Чего же хочет еврейский национальный дух? Какое дело он совершает в мире? Если детство и молодость народа ушли на то, чтобы их воля сознала себя и облеклась плотью, то вот уже два тысячелетия, как началась его положительная деятельность: достаточный срок для того, чтобы подвести ей итог. Сионизм просто зачеркивает эти двадцать веков рассеяния. Он говорит: деятельности не было вовсе, было болезненное прозябание, причиненное извне, вроде того оцепенения, в какое погружена рыба, вынутая из воды. Как? Значит, Иудейское царство пало потому, что Александр Македонский был гениальный полководец и Рим – могущественная держава? Но ведь возможно было и противоположное: несметные полчища Дария не одолели же Греции, и побежденные народы не раз освобождались.
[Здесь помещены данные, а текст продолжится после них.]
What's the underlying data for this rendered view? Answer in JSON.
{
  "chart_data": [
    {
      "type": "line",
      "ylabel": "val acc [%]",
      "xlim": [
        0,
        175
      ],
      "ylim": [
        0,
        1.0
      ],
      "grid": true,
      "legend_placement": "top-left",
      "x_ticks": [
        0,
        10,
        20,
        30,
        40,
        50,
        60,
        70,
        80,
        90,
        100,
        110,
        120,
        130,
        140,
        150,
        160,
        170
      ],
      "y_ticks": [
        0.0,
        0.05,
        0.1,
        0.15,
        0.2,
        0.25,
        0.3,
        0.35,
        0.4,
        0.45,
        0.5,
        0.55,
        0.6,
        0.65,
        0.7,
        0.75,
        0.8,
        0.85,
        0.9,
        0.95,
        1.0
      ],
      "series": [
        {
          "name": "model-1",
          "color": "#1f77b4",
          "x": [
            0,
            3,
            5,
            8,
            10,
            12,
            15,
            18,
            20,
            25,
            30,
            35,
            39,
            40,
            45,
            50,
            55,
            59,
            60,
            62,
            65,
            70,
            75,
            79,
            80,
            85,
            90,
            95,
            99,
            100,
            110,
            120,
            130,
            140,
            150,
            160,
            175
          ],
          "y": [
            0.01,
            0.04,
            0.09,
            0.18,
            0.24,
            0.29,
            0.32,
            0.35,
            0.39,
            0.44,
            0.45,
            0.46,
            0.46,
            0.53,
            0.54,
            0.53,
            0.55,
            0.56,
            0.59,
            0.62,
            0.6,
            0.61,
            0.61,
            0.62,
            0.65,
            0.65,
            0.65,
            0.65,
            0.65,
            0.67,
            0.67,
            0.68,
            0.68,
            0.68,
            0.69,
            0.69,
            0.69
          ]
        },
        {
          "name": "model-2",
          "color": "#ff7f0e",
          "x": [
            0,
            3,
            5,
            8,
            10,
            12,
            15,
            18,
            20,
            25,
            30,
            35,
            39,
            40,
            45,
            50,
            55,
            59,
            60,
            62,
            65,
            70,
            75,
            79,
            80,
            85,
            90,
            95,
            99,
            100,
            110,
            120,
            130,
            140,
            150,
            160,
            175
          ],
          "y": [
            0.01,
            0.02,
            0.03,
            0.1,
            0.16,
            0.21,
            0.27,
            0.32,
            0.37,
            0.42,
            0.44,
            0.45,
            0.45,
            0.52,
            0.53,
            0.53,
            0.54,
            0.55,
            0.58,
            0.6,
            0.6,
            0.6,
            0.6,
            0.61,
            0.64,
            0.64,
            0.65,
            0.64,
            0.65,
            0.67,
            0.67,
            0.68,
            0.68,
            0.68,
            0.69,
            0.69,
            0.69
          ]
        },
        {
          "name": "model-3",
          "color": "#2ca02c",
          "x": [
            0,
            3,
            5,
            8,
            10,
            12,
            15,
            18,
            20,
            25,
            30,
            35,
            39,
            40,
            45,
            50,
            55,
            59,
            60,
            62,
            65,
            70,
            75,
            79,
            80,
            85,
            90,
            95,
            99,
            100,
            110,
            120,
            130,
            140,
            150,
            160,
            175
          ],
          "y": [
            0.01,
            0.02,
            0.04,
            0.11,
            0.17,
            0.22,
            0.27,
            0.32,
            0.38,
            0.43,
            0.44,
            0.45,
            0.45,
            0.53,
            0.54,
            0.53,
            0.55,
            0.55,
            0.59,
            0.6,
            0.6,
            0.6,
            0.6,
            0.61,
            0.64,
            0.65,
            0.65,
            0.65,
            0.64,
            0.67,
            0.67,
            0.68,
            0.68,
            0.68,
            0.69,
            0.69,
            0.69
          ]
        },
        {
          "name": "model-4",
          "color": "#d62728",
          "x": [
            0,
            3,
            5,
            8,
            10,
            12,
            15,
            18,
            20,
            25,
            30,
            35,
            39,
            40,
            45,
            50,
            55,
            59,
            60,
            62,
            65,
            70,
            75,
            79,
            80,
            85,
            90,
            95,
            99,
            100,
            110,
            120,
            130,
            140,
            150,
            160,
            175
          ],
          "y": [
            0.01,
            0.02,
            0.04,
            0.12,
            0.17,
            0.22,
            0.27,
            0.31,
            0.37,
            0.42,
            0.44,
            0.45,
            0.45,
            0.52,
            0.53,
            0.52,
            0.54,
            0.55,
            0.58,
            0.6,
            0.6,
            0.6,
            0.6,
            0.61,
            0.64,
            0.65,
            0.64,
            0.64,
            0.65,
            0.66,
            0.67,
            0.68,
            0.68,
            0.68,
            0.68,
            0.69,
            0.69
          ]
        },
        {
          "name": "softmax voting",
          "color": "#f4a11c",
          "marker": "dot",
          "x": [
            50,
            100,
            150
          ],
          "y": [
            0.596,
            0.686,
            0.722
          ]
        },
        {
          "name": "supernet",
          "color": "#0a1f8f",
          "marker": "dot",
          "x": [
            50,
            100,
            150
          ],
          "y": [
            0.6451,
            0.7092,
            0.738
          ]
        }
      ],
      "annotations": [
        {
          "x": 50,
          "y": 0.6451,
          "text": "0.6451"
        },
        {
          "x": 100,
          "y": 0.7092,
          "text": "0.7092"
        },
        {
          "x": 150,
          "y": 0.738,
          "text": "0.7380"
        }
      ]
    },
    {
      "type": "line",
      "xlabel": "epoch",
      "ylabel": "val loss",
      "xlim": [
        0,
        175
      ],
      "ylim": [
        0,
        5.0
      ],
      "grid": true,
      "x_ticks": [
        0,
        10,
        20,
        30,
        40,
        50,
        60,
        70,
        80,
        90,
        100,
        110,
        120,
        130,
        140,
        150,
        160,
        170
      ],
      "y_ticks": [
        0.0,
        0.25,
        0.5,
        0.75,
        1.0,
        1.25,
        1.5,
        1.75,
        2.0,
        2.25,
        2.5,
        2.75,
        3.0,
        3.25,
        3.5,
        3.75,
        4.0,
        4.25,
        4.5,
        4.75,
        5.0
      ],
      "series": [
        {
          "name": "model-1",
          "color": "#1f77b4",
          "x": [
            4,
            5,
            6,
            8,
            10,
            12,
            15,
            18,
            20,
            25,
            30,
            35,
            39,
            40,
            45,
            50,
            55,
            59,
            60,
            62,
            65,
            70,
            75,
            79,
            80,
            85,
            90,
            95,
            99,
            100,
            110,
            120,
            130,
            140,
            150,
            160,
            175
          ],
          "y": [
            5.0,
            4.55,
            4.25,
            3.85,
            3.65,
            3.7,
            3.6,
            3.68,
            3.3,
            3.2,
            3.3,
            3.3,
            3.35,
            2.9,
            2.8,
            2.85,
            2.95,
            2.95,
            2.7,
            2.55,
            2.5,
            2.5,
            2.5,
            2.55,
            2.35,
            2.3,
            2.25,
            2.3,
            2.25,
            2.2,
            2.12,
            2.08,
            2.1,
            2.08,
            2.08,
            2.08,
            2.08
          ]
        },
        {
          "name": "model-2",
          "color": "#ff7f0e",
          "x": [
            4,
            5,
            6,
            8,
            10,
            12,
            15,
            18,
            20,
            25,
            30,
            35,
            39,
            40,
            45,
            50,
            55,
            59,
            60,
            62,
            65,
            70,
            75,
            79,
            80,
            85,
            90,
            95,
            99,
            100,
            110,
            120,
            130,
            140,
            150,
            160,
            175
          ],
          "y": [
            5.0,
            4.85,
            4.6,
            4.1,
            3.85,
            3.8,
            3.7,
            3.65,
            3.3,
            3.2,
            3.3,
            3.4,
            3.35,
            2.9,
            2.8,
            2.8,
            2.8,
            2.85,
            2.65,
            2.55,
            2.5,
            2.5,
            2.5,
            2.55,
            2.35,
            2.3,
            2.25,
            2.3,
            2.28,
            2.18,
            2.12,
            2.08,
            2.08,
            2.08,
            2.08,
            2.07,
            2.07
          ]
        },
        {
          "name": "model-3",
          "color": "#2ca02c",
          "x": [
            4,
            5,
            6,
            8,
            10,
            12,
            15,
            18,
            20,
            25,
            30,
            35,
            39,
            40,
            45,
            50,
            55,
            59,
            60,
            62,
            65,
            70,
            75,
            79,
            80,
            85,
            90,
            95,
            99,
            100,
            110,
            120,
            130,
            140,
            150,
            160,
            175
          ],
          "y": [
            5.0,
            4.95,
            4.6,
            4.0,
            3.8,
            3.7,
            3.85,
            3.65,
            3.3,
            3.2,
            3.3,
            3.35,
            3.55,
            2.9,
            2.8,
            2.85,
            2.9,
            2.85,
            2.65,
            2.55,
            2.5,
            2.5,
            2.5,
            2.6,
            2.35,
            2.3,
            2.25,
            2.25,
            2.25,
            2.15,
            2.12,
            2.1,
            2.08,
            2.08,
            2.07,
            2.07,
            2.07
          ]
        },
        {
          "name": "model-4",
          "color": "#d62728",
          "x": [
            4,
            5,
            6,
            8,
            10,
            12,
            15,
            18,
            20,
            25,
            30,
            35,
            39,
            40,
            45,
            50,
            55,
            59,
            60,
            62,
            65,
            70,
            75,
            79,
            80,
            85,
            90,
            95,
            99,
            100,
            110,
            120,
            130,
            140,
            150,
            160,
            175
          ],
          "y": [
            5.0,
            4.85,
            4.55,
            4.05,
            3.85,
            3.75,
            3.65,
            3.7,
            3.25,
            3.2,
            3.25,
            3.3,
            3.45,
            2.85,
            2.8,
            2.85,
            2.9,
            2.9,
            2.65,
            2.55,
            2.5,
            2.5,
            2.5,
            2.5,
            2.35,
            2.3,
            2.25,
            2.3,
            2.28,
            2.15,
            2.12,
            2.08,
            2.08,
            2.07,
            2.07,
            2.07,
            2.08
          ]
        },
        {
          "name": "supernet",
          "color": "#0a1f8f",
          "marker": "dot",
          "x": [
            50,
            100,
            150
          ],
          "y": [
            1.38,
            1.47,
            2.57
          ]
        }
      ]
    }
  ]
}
И рассеяние евреев по лицу земли объясняется привычкой древних завоевателей уводить побежденных в плен? Но почему евреи в плену не растаивали среди чужих племен, и почему, наоборот, они уживались на чужбине, а не тянулись на старую родину, как можно было бы ожидать, в особенности от народа столь исключительного и так строго централизованного религиозно вокруг Иерусалимского храма? Почему они разбрелись по всей земле и толпами кочуют поныне, а не собрались в изгнании на одном месте? Нет, судьбы народов еще меньше подвержены власти случая, нежели судьба одного человека. Повторяю: еврейский народ, как и всякий, из глубины своего духа творил свою внешнюю участь, и в этом смысле это скитальчество так же нормально, как и его древняя оседлость. Он сам хотел рассеяться и потому дал себя изгнать и остался рассеянным и доныне. Вспомните: еще иудейское царство стояло, а уже большая часть евреев была рассеяна по всем странам Востока; еще второй храм красовался во всей славе, а на улицах и в домах Иерусалима уже не слышно было библейского языка: весь народ говорил по– еврейски или по-гречески{191}. Рассеяние такой же закономерный этап этого роста, как превращение неподвижной куколки в бабочку.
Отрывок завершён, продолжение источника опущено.